Tomato Soup help please

sooseque, May 8, 4:25am
I made tomato soup concentrate and froze it in ziplock bags, when reheating I defrosted slowly in pot with cold milk and heated them together, it has curdled/split, what is the best way to avoid this please

245sam, May 8, 5:01am
sooseque, hopefully the following will help you out... . .

From watching an elderly distant relative who is now in 24 hour care but was an extremely good and very experienced cook I learnt this "trick". This dear lady used to make tomato soup concentrate and preserve it in small jars then in pre-microwave days she would empty the soup into a saucepan, add the milk AND a tiny pinch of baking soda that I recall being told was to prevent the acid in the tomato soup from curdling the heated soup.

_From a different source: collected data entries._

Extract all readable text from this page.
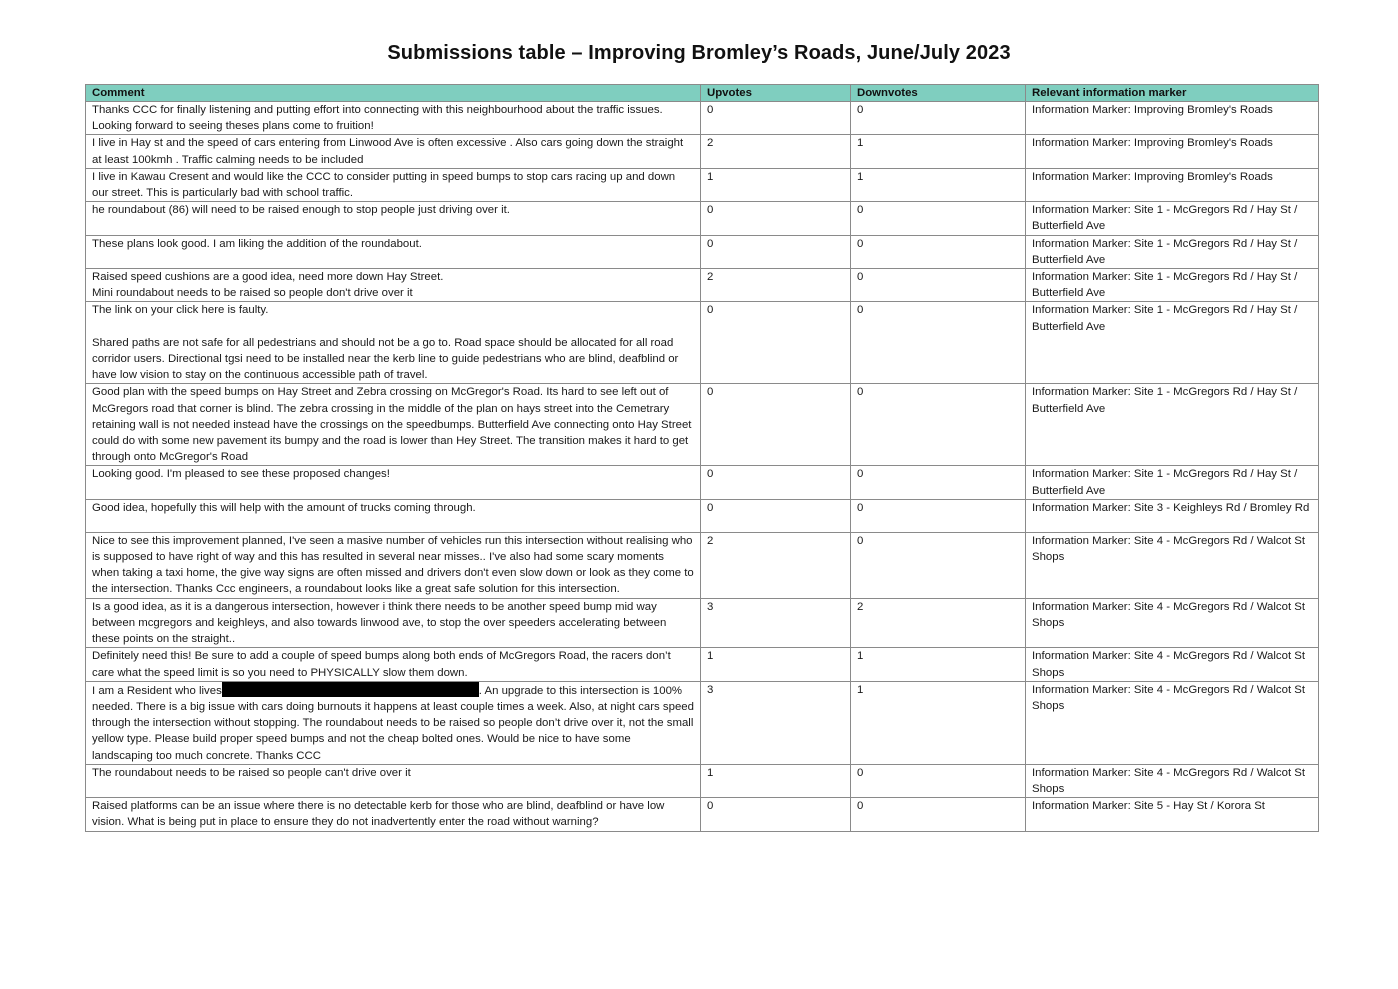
Submissions table – Improving Bromley’s Roads, June/July 2023
Comment	Upvotes	Downvotes	Relevant information marker
Thanks CCC for finally listening and putting effort into connecting with this neighbourhood about the traffic issues. Looking forward to seeing theses plans come to fruition!	0	0	Information Marker: Improving Bromley's Roads
I live in Hay st and the speed of cars entering from Linwood Ave is often excessive . Also cars going down the straight at least 100kmh . Traffic calming needs to be included	2	1	Information Marker: Improving Bromley's Roads
I live in Kawau Cresent and would like the CCC to consider putting in speed bumps to stop cars racing up and down our street. This is particularly bad with school traffic.	1	1	Information Marker: Improving Bromley's Roads
he roundabout (86) will need to be raised enough to stop people just driving over it.	0	0	Information Marker: Site 1 - McGregors Rd / Hay St / Butterfield Ave
These plans look good. I am liking the addition of the roundabout.	0	0	Information Marker: Site 1 - McGregors Rd / Hay St / Butterfield Ave
Raised speed cushions are a good idea, need more down Hay Street.
Mini roundabout needs to be raised so people don't drive over it	2	0	Information Marker: Site 1 - McGregors Rd / Hay St / Butterfield Ave
The link on your click here is faulty.

Shared paths are not safe for all pedestrians and should not be a go to. Road space should be allocated for all road corridor users. Directional tgsi need to be installed near the kerb line to guide pedestrians who are blind, deafblind or have low vision to stay on the continuous accessible path of travel.	0	0	Information Marker: Site 1 - McGregors Rd / Hay St / Butterfield Ave
Good plan with the speed bumps on Hay Street and Zebra crossing on McGregor's Road. Its hard to see left out of McGregors road that corner is blind. The zebra crossing in the middle of the plan on hays street into the Cemetrary retaining wall is not needed instead have the crossings on the speedbumps. Butterfield Ave connecting onto Hay Street could do with some new pavement its bumpy and the road is lower than Hey Street. The transition makes it hard to get through onto McGregor's Road	0	0	Information Marker: Site 1 - McGregors Rd / Hay St / Butterfield Ave
Looking good. I'm pleased to see these proposed changes!	0	0	Information Marker: Site 1 - McGregors Rd / Hay St / Butterfield Ave
Good idea, hopefully this will help with the amount of trucks coming through.	0	0	Information Marker: Site 3 - Keighleys Rd / Bromley Rd
Nice to see this improvement planned, I've seen a masive number of vehicles run this intersection without realising who is supposed to have right of way and this has resulted in several near misses.. I've also had some scary moments when taking a taxi home, the give way signs are often missed and drivers don't even slow down or look as they come to the intersection. Thanks Ccc engineers, a roundabout looks like a great safe solution for this intersection.	2	0	Information Marker: Site 4 - McGregors Rd / Walcot St Shops
Is a good idea, as it is a dangerous intersection, however i think there needs to be another speed bump mid way between mcgregors and keighleys, and also towards linwood ave, to stop the over speeders accelerating between these points on the straight..	3	2	Information Marker: Site 4 - McGregors Rd / Walcot St Shops
Definitely need this! Be sure to add a couple of speed bumps along both ends of McGregors Road, the racers don’t care what the speed limit is so you need to PHYSICALLY slow them down.	1	1	Information Marker: Site 4 - McGregors Rd / Walcot St Shops
I am a Resident who lives . An upgrade to this intersection is 100% needed. There is a big issue with cars doing burnouts it happens at least couple times a week. Also, at night cars speed through the intersection without stopping. The roundabout needs to be raised so people don’t drive over it, not the small yellow type. Please build proper speed bumps and not the cheap bolted ones. Would be nice to have some landscaping too much concrete. Thanks CCC	3	1	Information Marker: Site 4 - McGregors Rd / Walcot St Shops
The roundabout needs to be raised so people can't drive over it	1	0	Information Marker: Site 4 - McGregors Rd / Walcot St Shops
Raised platforms can be an issue where there is no detectable kerb for those who are blind, deafblind or have low vision. What is being put in place to ensure they do not inadvertently enter the road without warning?	0	0	Information Marker: Site 5 - Hay St / Korora St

Another option/suggestion for you is that you try heating the soup and milk separately - no promises that that will work but it's what I've always done when heating canned soup that I've added milk instead of water to.

Hope these thoughts help. :-))

korbo, May 8, 5:44am
yes i would also suggest, thawing/heating the tomato soup with water, instead of milk, and adding just before serving. and with a blob of sour cream on top.

jessie981, May 8, 8:47pm
add soup in the last minutes.

sooseque, May 10, 3:05am
Thanks for your suggestions, I will try them out

parsondian, May 6, 4:42am
I find it odd that milk is added to tomato soup, is this a kiwi thing or a canned tin thing?